Afloat, but not on cloud Nine

It wasn't quite a champagne launch but the bubbly still flowed at the sharemarket debut of Nine Entertainment as current affairs star Liz Hayes rang the bell on a new era of public ownership for the TV network.

It wasn't quite a champagne launch but the bubbly still flowed at the sharemarket debut of Nine Entertainment as current affairs star Liz Hayes rang the bell on a new era of public ownership for the TV network.

Nine Entertainment shares fell 3.4 per cent on their sharemarket debut, almost 14 months after US funds Apollo Global Management and Oaktree Capital Group took control of the broadcaster in a debt-for-equity swap.
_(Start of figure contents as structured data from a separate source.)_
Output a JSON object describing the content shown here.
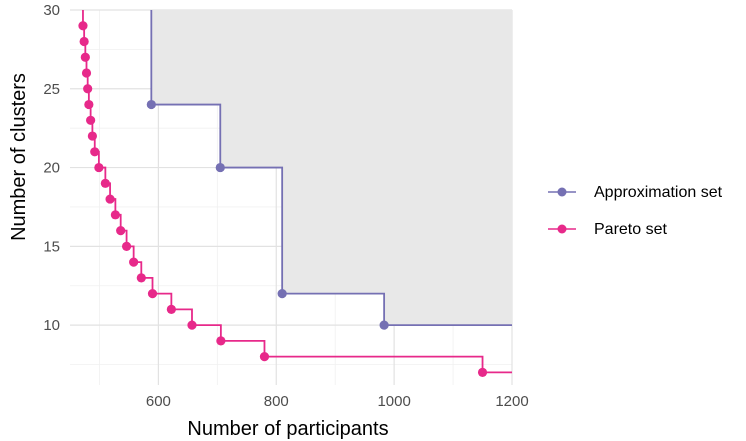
{
  "chart_data": {
    "type": "line",
    "title": "",
    "xlabel": "Number of participants",
    "ylabel": "Number of clusters",
    "xlim": [
      450,
      1200
    ],
    "ylim": [
      6.2,
      30
    ],
    "x_ticks": [
      600,
      800,
      1000,
      1200
    ],
    "x_tick_labels": [
      "600",
      "800",
      "1000",
      "1200"
    ],
    "y_ticks": [
      10,
      15,
      20,
      25,
      30
    ],
    "y_tick_labels": [
      "10",
      "15",
      "20",
      "25",
      "30"
    ],
    "grid": true,
    "legend_position": "right",
    "shaded_region": "dominated region above the approximation set",
    "series": [
      {
        "name": "Approximation set",
        "color": "#7570b3",
        "step": true,
        "points": [
          [
            588,
            24
          ],
          [
            705,
            20
          ],
          [
            810,
            12
          ],
          [
            983,
            10
          ]
        ],
        "line_start": [
          588,
          30
        ],
        "line_end": [
          1200,
          10
        ]
      },
      {
        "name": "Pareto set",
        "color": "#e7298a",
        "step": true,
        "points": [
          [
            472,
            29
          ],
          [
            474,
            28
          ],
          [
            476,
            27
          ],
          [
            478,
            26
          ],
          [
            480,
            25
          ],
          [
            482,
            24
          ],
          [
            485,
            23
          ],
          [
            488,
            22
          ],
          [
            492,
            21
          ],
          [
            499,
            20
          ],
          [
            510,
            19
          ],
          [
            518,
            18
          ],
          [
            527,
            17
          ],
          [
            536,
            16
          ],
          [
            546,
            15
          ],
          [
            558,
            14
          ],
          [
            571,
            13
          ],
          [
            590,
            12
          ],
          [
            622,
            11
          ],
          [
            657,
            10
          ],
          [
            706,
            9
          ],
          [
            780,
            8
          ],
          [
            1150,
            7
          ]
        ],
        "line_start": [
          472,
          30
        ],
        "line_end": [
          1200,
          7
        ]
      }
    ]
  }
}
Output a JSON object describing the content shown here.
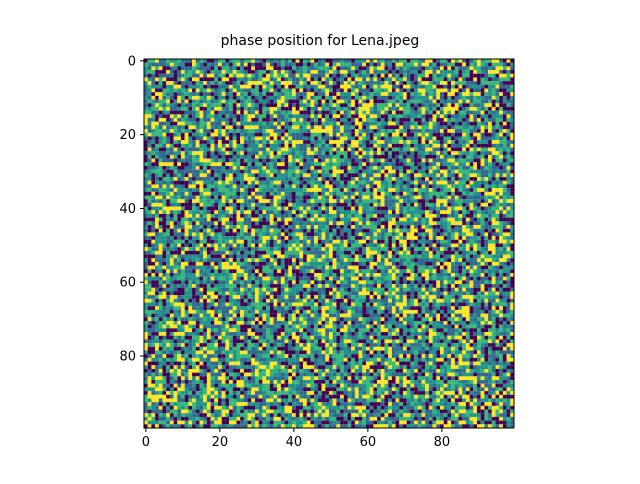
{
  "chart_data": {
    "type": "heatmap",
    "title": "phase position for Lena.jpeg",
    "xlabel": "",
    "ylabel": "",
    "grid": false,
    "colormap": "viridis",
    "colormap_colors": [
      "#440154",
      "#31688e",
      "#21918c",
      "#35b779",
      "#fde725"
    ],
    "rows": 100,
    "cols": 100,
    "xlim": [
      -0.5,
      99.5
    ],
    "ylim": [
      99.5,
      -0.5
    ],
    "x_ticks": [
      "0",
      "20",
      "40",
      "60",
      "80"
    ],
    "y_ticks": [
      "0",
      "20",
      "40",
      "60",
      "80"
    ],
    "value_range": [
      -3.14159,
      3.14159
    ],
    "values_description_note": null
  }
}
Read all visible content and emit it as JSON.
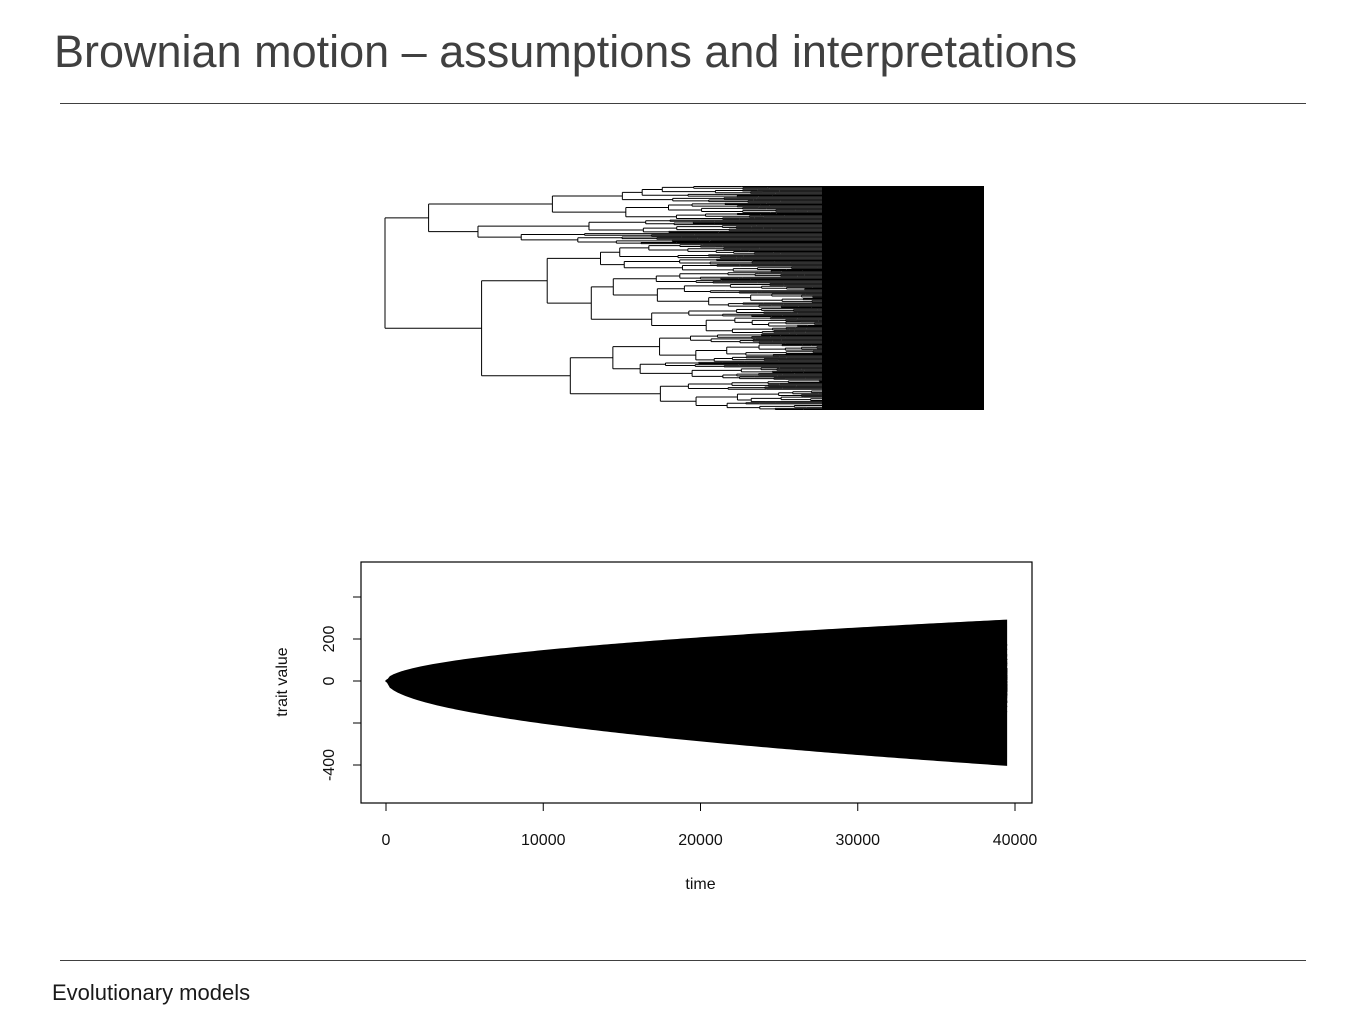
{
  "slide": {
    "title": "Brownian motion – assumptions and interpretations",
    "footer": "Evolutionary models"
  },
  "colors": {
    "title": "#404040",
    "plot_ink": "#000000",
    "rule": "#404040"
  },
  "chart_data": [
    {
      "type": "tree",
      "description_kind": "phylogeny",
      "tips_approx": 200,
      "tip_color": "#000000"
    },
    {
      "type": "line",
      "xlabel": "time",
      "ylabel": "trait value",
      "xlim": [
        0,
        40000
      ],
      "ylim": [
        -500,
        350
      ],
      "x_ticks": [
        0,
        10000,
        20000,
        30000,
        40000
      ],
      "x_tick_labels": [
        "0",
        "10000",
        "20000",
        "30000",
        "40000"
      ],
      "y_ticks": [
        -400,
        -200,
        0,
        200,
        400
      ],
      "y_tick_labels": [
        "-400",
        "",
        "0",
        "200",
        ""
      ],
      "series_count_approx": 200,
      "x_end": 39500,
      "envelope_max": 340,
      "envelope_min": -470,
      "grid": false,
      "legend": "none"
    }
  ]
}
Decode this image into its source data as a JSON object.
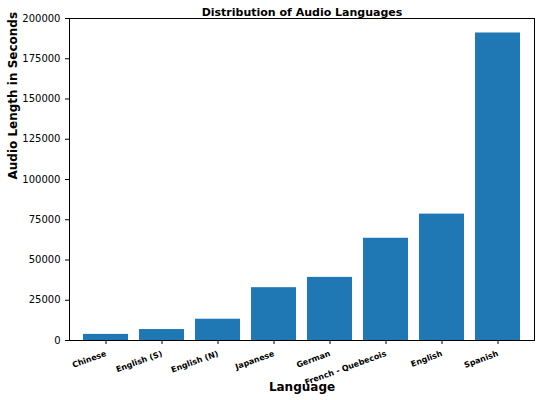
{
  "chart_data": {
    "type": "bar",
    "title": "Distribution of Audio Languages",
    "x_label": "Language",
    "y_label": "Audio Length in Seconds",
    "categories": [
      "Chinese",
      "English (S)",
      "English (N)",
      "Japanese",
      "German",
      "French - Quebecois",
      "English",
      "Spanish"
    ],
    "values": [
      3800,
      6800,
      13200,
      32800,
      39200,
      63500,
      78500,
      191000
    ],
    "color": "#1f77b4",
    "ylim": [
      0,
      200000
    ],
    "yticks": [
      0,
      25000,
      50000,
      75000,
      100000,
      125000,
      150000,
      175000,
      200000
    ],
    "grid": false
  }
}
Shares in Australia's second-biggest free-to-air broadcaster dropped to $1.98 at the close of Sydney trading, compared with an offer price of $2.05 a share.

The benchmark S&P/ASX 200 Index fell 0.2 per cent.

Nine chief executive David Gyngell made no comment on the pricing as he welcomed the company's new shareholders with a friendly warning that he "looked forward to the ups and downs" and would not sugar coat the realities of doing business.

"That's the way we run our business at Channel Nine - often wrong but never in doubt," Mr Gyngell said, to laughter from the crowd of Nine Entertainment staff and investors.

"You'll never hear us sugar coat it."

Mr Gyngell described the float process as "satisfying", saying in a statement that the share offer had been oversubscribed.

"We welcome both domestic and international investors and look forward to their long-term investment in our business," he said.

Nine's float values the company at $1.93 billion and has raised $636 million, with $395 million flowing to the company's private owners, including two US hedge funds that retain stakes.

A further $199 million goes to paying down debt while the company will receive $50 million in cash.

Mr Gyngell will be paid $2 million a year and received about 4.5 million shares under the terms of the float, worth $9.3 million at the issue price.

He also received a cash bonus of $2.5 million for taking the company to listing and an additional $4.5 million worth of performance rights.

BBY analyst Mark McDonnell said the first few hours of trading should not be seen as indicative of where the share price might go.

The shares came on at the low end of the $2.05-$2.35 range indicated during the offer and were "fairly priced", Mr McDonnell said.

The challenge for Nine now will be to achieve its 38.4 per cent ad revenue market share goals against a strengthened Ten Network.

Ten has billionaire shareholders Lachlan Murdoch, James Packer and Bruce Gordon backing a $200 million loan for the network and has secured rights to the Twenty20 cricket.

"Nine has a fantastic franchise in cricket through the summer and Ten is going to nibble away at that," Mr McDonnell said.